Truandailles 1890 : Jean Richepin, aux éditions du Vampire Actif

Hormis les quelques « grands » noms de cette époque qu’ils semblent avoir phagocytée et s’être, pour ainsi dire, appropriée, quel « honnête homme » d’aujourd’hui pourrait citer ceux des autres romanciers ou auteurs de nouvelles des années 1890 ? C’est qu’ils appartiennent, pour la plupart, à cette génération des auteurs nés aux alentours de 1850, qui n’est plus celle du romantisme, ni celle du réalisme ou de son avatar, le naturalisme. De quel mouvement pourraient-ils bien se prévaloir ? Le symbolisme n’a guère, que l’on sache, franchi les limites de la poésie et du théâtre : on est, en 1890, dans un de ces entre-deux que l’histoire littéraire ne reconnaît qu’après coup : la génération précédente a donné ce qu’elle a pu, la brillante génération des natifs de 1870, encore à la fleur de l’âge, n’a guère eu le temps de produire – si l’on met à part le précoce Jean de Tinan, mort trop jeune pour que son œuvre courte pût s’inscrire dans notre patrimoine littéraire – et dont certains procédés, en particulier dans Penses-tu réussir ? (1897) sont proches de ceux décrits ci-dessous. Émergent, parmi nombre d’oubliés, Zola, le dernier Maupassant, Mirbeau, Verne, France, Bloy – ce dernier sans doute le plus fortement typé de cette petite clique, qui publie d’ailleurs, dans le domaine narratif, en 1893 son magnifique Sueurs de sang.

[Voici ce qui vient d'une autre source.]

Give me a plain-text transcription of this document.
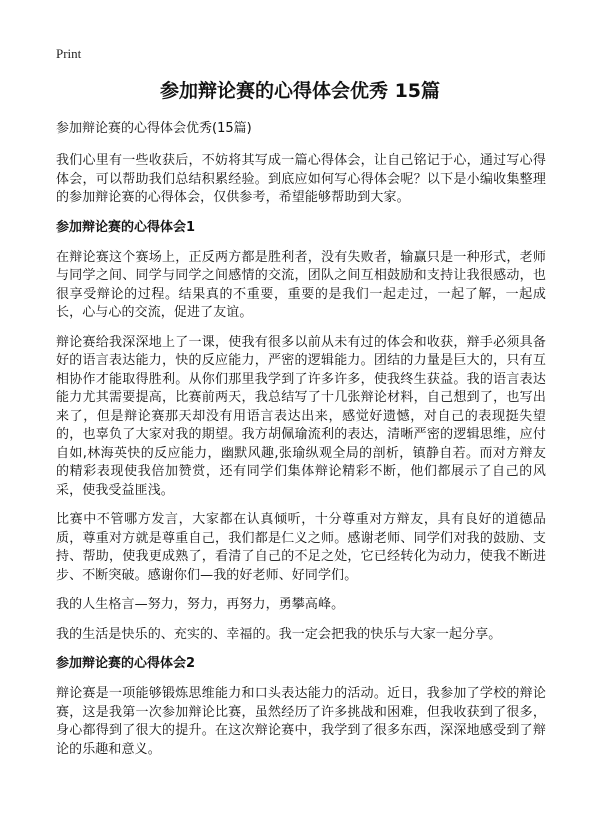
Print
参加辩论赛的心得体会优秀 15篇
参加辩论赛的心得体会优秀(15篇)

我们心里有一些收获后，不妨将其写成一篇心得体会，让自己铭记于心，通过写心得体会，可以帮助我们总结积累经验。到底应如何写心得体会呢？以下是小编收集整理的参加辩论赛的心得体会，仅供参考，希望能够帮助到大家。

参加辩论赛的心得体会1

在辩论赛这个赛场上，正反两方都是胜利者，没有失败者，输赢只是一种形式，老师与同学之间、同学与同学之间感情的交流，团队之间互相鼓励和支持让我很感动，也很享受辩论的过程。结果真的不重要，重要的是我们一起走过，一起了解，一起成长，心与心的交流，促进了友谊。

辩论赛给我深深地上了一课，使我有很多以前从未有过的体会和收获，辩手必须具备好的语言表达能力，快的反应能力，严密的逻辑能力。团结的力量是巨大的，只有互相协作才能取得胜利。从你们那里我学到了许多许多，使我终生获益。我的语言表达能力尤其需要提高，比赛前两天，我总结写了十几张辩论材料，自己想到了，也写出来了，但是辩论赛那天却没有用语言表达出来，感觉好遗憾，对自己的表现挺失望的，也辜负了大家对我的期望。我方胡佩瑜流利的表达，清晰严密的逻辑思维，应付自如,林海英快的反应能力，幽默风趣,张瑜纵观全局的剖析，镇静自若。而对方辩友的精彩表现使我倍加赞赏，还有同学们集体辩论精彩不断，他们都展示了自己的风采，使我受益匪浅。

比赛中不管哪方发言，大家都在认真倾听，十分尊重对方辩友，具有良好的道德品质，尊重对方就是尊重自己，我们都是仁义之师。感谢老师、同学们对我的鼓励、支持、帮助，使我更成熟了，看清了自己的不足之处，它已经转化为动力，使我不断进步、不断突破。感谢你们—我的好老师、好同学们。

我的人生格言—努力，努力，再努力，勇攀高峰。

我的生活是快乐的、充实的、幸福的。我一定会把我的快乐与大家一起分享。

参加辩论赛的心得体会2

辩论赛是一项能够锻炼思维能力和口头表达能力的活动。近日，我参加了学校的辩论赛，这是我第一次参加辩论比赛，虽然经历了许多挑战和困难，但我收获到了很多，身心都得到了很大的提升。在这次辩论赛中，我学到了很多东西，深深地感受到了辩论的乐趣和意义。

Dès lors : qu’écrire, et comment, en 1890, qui ne soit une resucée, un prolongement des écritures antécédentes, qui ne s’inscrive dans les courants répertoriés de l’époque, et qui manifeste donc une originalité qui surprenne le lecteur, si le lecteur a envie d’être surpris, et lui apporte, peut-être, cette nouvelle vision du monde que lui donnera la lecture de Proust, mais plus tard, ou celle d’un Paul Morand – dont le même Proust, dans Le Temps retrouvé, soulignera, sans le citer nommément, le regard novateur, au point de lui faire oublier celui de France-Bergotte ? L’heure n’est pas encore aux convulsions du langage – pensons à Cendrars ou à Tzara –, ni même à cette introspection convulsive timidement amorcée dès 1888, avec le recours au monologue intérieur, par un Édouard Dujardin, dans Les Lauriers sont coupés.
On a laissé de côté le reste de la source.